Lo studio legale MPMLegal, con il professor Marco Mastracci, ha curato la procedura di registrazione presso l’ufficio competente, indicando per iscritto la voce di Ward come elemento distintivo e identificabile di un “prodotto” personale: una sorta di firma sonora che riconosce e dichiara a livello legale la paternità di quel particolare modo di modulare un suono.  “La voce è una componente essenziale dell’identità di chi lavora nell’audio e nella recitazione”, ha spiegato l’avvocato, sottolineando come il marchio permetta di intervenire contro usi non autorizzati, soprattutto nel contesto digitale, dove le imitazioni possono facilmente circolare e trovare applicazioni commerciali senza il consenso del detentore originale. 

Questa forma di protezione si innesta accanto ai diritti di immagine, già riconosciuti dalla legge italiana nella tutela della personalità, e ai più classici strumenti di proprietà intellettuale, per rafforzare le difese a disposizione di professionisti la cui voce costituisce un valore economico e simbolico.  La scelta di Ward si situa in una più ampia riflessione globale su come riconoscere e salvaguardare ciò che è profondamente personale in un’epoca in cui le macchine possono imitare e riprodurre caratteristiche umane con algoritmi sempre più sofisticati. 
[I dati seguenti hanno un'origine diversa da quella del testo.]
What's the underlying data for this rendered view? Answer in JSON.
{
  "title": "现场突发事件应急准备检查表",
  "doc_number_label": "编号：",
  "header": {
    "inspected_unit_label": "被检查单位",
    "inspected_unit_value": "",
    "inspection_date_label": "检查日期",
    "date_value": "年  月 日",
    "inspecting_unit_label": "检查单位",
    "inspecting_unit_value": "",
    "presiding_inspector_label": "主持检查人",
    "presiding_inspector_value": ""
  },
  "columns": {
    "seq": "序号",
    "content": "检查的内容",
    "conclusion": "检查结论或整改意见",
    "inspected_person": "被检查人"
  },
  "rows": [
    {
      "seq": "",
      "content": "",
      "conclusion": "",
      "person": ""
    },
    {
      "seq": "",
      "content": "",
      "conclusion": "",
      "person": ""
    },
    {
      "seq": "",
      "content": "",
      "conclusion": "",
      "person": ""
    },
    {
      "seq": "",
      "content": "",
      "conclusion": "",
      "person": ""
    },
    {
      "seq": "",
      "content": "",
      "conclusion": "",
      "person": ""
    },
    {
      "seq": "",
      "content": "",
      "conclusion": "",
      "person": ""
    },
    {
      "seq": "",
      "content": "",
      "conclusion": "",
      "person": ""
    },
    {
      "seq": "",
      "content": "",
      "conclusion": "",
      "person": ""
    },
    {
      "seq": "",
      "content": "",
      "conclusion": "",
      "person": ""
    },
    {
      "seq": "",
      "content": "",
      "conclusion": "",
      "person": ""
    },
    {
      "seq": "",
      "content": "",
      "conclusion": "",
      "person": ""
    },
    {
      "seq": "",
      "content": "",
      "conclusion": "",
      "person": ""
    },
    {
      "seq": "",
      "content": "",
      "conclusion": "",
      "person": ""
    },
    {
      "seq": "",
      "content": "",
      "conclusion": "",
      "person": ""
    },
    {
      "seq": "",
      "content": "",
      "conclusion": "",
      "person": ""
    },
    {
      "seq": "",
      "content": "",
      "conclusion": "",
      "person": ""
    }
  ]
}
In un mondo in cui una voce può essere replicata in milli-secondi e riversata in nuovi contesti all’insaputa di chi l’ha creata, questa registrazione può essere letta come un gesto, quasi poetico, di chi tiene saldo il proprio timbro nel grande mare delle tecnologie.

Accompagnata dalla consapevolezza che il dialogo tra creatività umana e strumenti digitali è complesso e in continua evoluzione, questa mossa contribuisce ad arricchire gli strumenti con cui artisti e professionisti possono difendere ciò che è loro.